Inert Doublet Dark Matter with Strong Electroweak Phase Transition

TL;DR

This paper investigates the inert doublet dark matter model's ability to produce a strong electroweak phase transition suitable for baryogenesis, considering experimental constraints and predicting specific dark matter mass ranges and collider signatures.

Contribution

It provides a detailed analysis of the electroweak phase transition strength in the inert doublet model with accurate one-loop finite temperature potential, identifying viable parameter space.

Findings

Significant parameter space allows strong EWPT compatible with dark matter constraints.

Dark matter mass predicted in the 60-67 GeV range.

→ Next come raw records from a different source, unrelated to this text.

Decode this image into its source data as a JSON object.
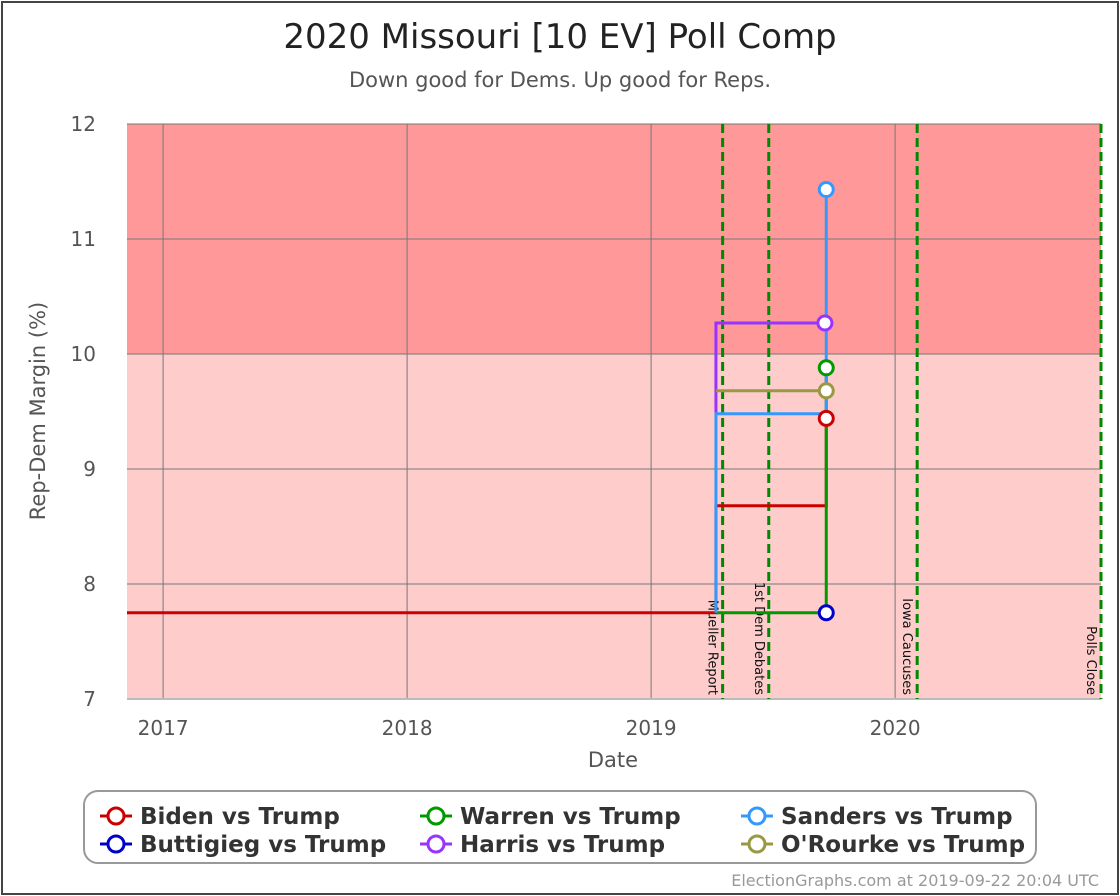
{
  "chart_data": {
    "type": "line",
    "title": "2020 Missouri [10 EV] Poll Comp",
    "subtitle": "Down good for Dems. Up good for Reps.",
    "xlabel": "Date",
    "ylabel": "Rep-Dem Margin (%)",
    "xlim": [
      "2016-11-08",
      "2020-11-04"
    ],
    "ylim": [
      7,
      12
    ],
    "x_ticks": [
      {
        "date": "2017-01-01",
        "label": "2017"
      },
      {
        "date": "2018-01-01",
        "label": "2018"
      },
      {
        "date": "2019-01-01",
        "label": "2019"
      },
      {
        "date": "2020-01-01",
        "label": "2020"
      }
    ],
    "y_ticks": [
      7,
      8,
      9,
      10,
      11,
      12
    ],
    "grid": true,
    "bands": [
      {
        "from": 7,
        "to": 10,
        "color": "#ffcccc"
      },
      {
        "from": 10,
        "to": 12,
        "color": "#ff9999"
      }
    ],
    "events": [
      {
        "date": "2019-04-18",
        "label": "Mueller Report"
      },
      {
        "date": "2019-06-26",
        "label": "1st Dem Debates"
      },
      {
        "date": "2020-02-03",
        "label": "Iowa Caucuses"
      },
      {
        "date": "2020-11-04",
        "label": "Polls Close"
      }
    ],
    "series": [
      {
        "name": "Biden vs Trump",
        "color": "#cc0000",
        "points": [
          [
            "2016-11-08",
            7.75
          ],
          [
            "2019-04-08",
            7.75
          ],
          [
            "2019-04-08",
            8.68
          ],
          [
            "2019-09-20",
            8.68
          ],
          [
            "2019-09-20",
            9.44
          ]
        ]
      },
      {
        "name": "Buttigieg vs Trump",
        "color": "#0000cc",
        "points": [
          [
            "2019-09-20",
            7.75
          ]
        ]
      },
      {
        "name": "Warren vs Trump",
        "color": "#009900",
        "points": [
          [
            "2019-04-08",
            7.75
          ],
          [
            "2019-09-20",
            7.75
          ],
          [
            "2019-09-20",
            9.88
          ]
        ]
      },
      {
        "name": "Harris vs Trump",
        "color": "#9933ff",
        "points": [
          [
            "2019-04-08",
            9.49
          ],
          [
            "2019-04-08",
            10.27
          ],
          [
            "2019-09-18",
            10.27
          ]
        ]
      },
      {
        "name": "Sanders vs Trump",
        "color": "#3399ff",
        "points": [
          [
            "2019-04-08",
            7.75
          ],
          [
            "2019-04-08",
            9.48
          ],
          [
            "2019-09-20",
            9.48
          ],
          [
            "2019-09-20",
            11.43
          ]
        ]
      },
      {
        "name": "O'Rourke vs Trump",
        "color": "#999944",
        "points": [
          [
            "2019-04-08",
            9.68
          ],
          [
            "2019-09-20",
            9.68
          ]
        ]
      }
    ],
    "legend_position": "bottom"
  },
  "credit": "ElectionGraphs.com at 2019-09-22 20:04 UTC"
}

Potential LHC signatures include altered Higgs decay channels.

Abstract

We reconsider the strength of the electroweak phase transition (EWPT) in the inert doublet dark matter model, using a quantitatively accurate form for the one-loop finite temperature effective potential, taking into account relevant particle physics and dark matter constraints, focusing on a standard model Higgs mass near 126 GeV, and doing a full scan of the space of otherwise unconstrained couplings. We find that there is a significant (although fine-tuned) space of parameters for achieving an EWPT sufficiently strong for baryogenesis while satisfying the Xenon100 constraints from direct detection and not exceeding the correct thermal relic density. We predict that the dark matter mass should be in the range 60-67 GeV, and we discuss possible LHC signatures of the charged and CP-odd Higgs bosons, including a 10% decrease of the h -> 2 photon branching ratio.